While I could not connect with the circumstances, the lessons the author, Marc E. Agronin, M.D., were gems worth sharing.
- Accept that the mind and the heart different. Agronin shares that “there is ineffable value to the child-parent relationship that transcends most conflicts, so that the heart will yearn for a connection that the mind may reject. It is possible to communicate with someone and to support their needs without having to endorse current behaviors or forgive past ones.”While I had a better than normal upbringing, my brain knows that the two people in my parent’s bodies are not the people who raised me, but some days, they talk, laugh and convince me that my parents still embody the human forms I face.I want them to be my parents, but I need to engage them as two head-injured adults who look, talk, laugh and sometimes engage me in ways that make me long for my parents.
I really do miss them.
- Parental relationships require reinvention.
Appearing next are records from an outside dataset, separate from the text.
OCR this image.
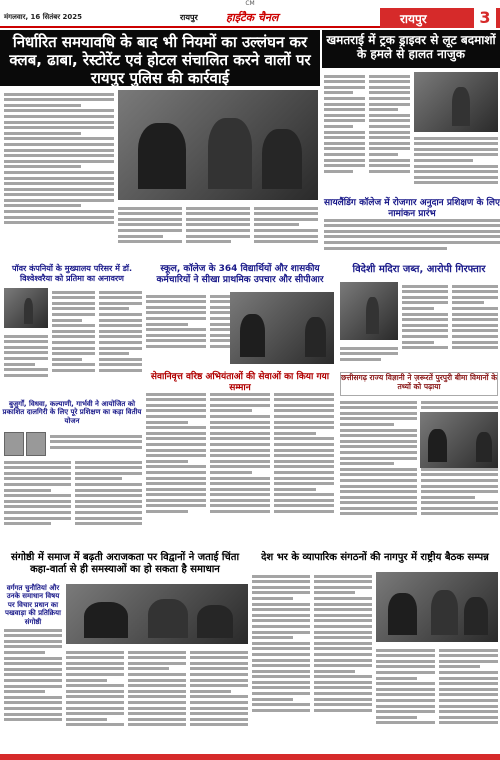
CM
मंगलवार, 16 सितंबर 2025	रायपुर	हाईटैक चैनल	रायपुर	3
निर्धारित समयावधि के बाद भी नियमों का उल्लंघन कर क्लब, ढाबा, रेस्टोरेंट एवं होटल संचालित करने वालों पर रायपुर पुलिस की कार्रवाई
खमतराई में ट्रक ड्राइवर से लूट बदमाशों के हमले से हालत नाजुक
सायलैंडिंग कॉलेज में रोजगार अनुदान प्रशिक्षण के लिए नामांकन प्रारंभ
पॉवर कंपनियों के मुख्यालय परिसर में डॉ. विश्वेश्वरैया को प्रतिमा का अनावरण
स्कूल, कॉलेज के 364 विद्यार्थियों और शासकीय कर्मचारियों ने सीखा प्राथमिक उपचार और सीपीआर
विदेशी मदिरा जब्त, आरोपी गिरफ्तार
बुजुर्गों, विधवा, कल्याणी, गार्भवी ने आयोजित को प्रकाशित दालगिरी के लिए पूरे प्रशिक्षण का कड़ा वितीय योजन
सेवानिवृत्त वरिष्ठ अभियंताओं की सेवाओं का किया गया सम्मान
छत्तीसगढ़ राज्य विज्ञानी ने ज़रूरतें पुरपुरी बीमा विमानों के तथ्यों को पढ़ाया
संगोष्ठी में समाज में बढ़ती अराजकता पर विद्वानों ने जताई चिंता कहा-वार्ता से ही समस्याओं का हो सकता है समाधान
वर्गगत चुनौतियां और उनके समाधान विषय पर विचार प्रधान का पखवाड़ा की प्रतिक्रिया संगोष्ठी
देश भर के व्यापारिक संगठनों की नागपुर में राष्ट्रीय बैठक सम्पन्न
As children, we changed and grew, and so must our relationship with our parents. Agronin reminds us that “there is always a choice about which moments from the present and past to use in forming a relationship. Too much focus on past wrongs can rob the present of any redeeming moments, while fixation on a glorious past can obscure the reality of the present, especially when medical or psychiatric illness has changed the persona.”I’ve wondered if the really nasty things that my parent have done were hidden personality quirks. I know I’m not the ONLY one who has considered this idea!
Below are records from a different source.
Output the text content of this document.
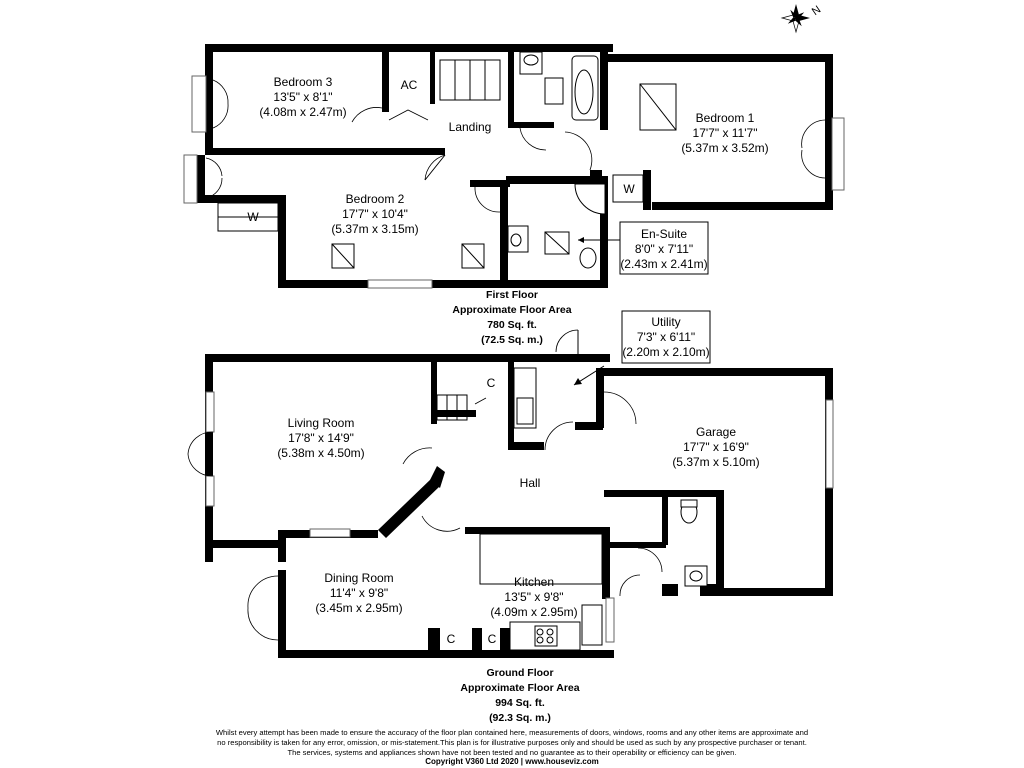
N
Bedroom 3
13'5" x 8'1"
(4.08m x 2.47m)
AC
Landing
Bedroom 1
17'7" x 11'7"
(5.37m x 3.52m)
W
Bedroom 2
17'7" x 10'4"
(5.37m x 3.15m)
W
En-Suite
8'0" x 7'11"
(2.43m x 2.41m)
First Floor
Approximate Floor Area
780 Sq. ft.
(72.5 Sq. m.)
Utility
7'3" x 6'11"
(2.20m x 2.10m)
Living Room
17'8" x 14'9"
(5.38m x 4.50m)
C
Hall
Garage
17'7" x 16'9"
(5.37m x 5.10m)
Dining Room
11'4" x 9'8"
(3.45m x 2.95m)
Kitchen
13'5" x 9'8"
(4.09m x 2.95m)
C	C
Ground Floor
Approximate Floor Area
994 Sq. ft.
(92.3 Sq. m.)
Whilst every attempt has been made to ensure the accuracy of the floor plan contained here, measurements of doors, windows, rooms and any other items are approximate and
no responsibility is taken for any error, omission, or mis-statement.This plan is for illustrative purposes only and should be used as such by any prospective purchaser or tenant.
The services, systems and appliances shown have not been tested and no guarantee as to their operability or efficiency can be given.
Copyright V360 Ltd 2020 | www.houseviz.com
The woman who helps us with our kids is a graduate student studying Speech and Language. She told me about a recent program speaker who shared that her client, who had a husband suffering from dementia, would wake her in the night and tell her to leave the bed, his wife would be coming home soon and she couldn’t be found in the bed with him. Could you have your spouse say this to you and not wonder if they cheated on you in the past?
Agronin reminds us to re-invent our relationship to focus on the “more palatable or even lofty characteristics, while ignoring, de-emphasizing or redirecting the more unacceptable ones. It’s a form of selective engagement.”
Ultimately, you will realize you have to change. Your parent is no longer capable of it. Shifted.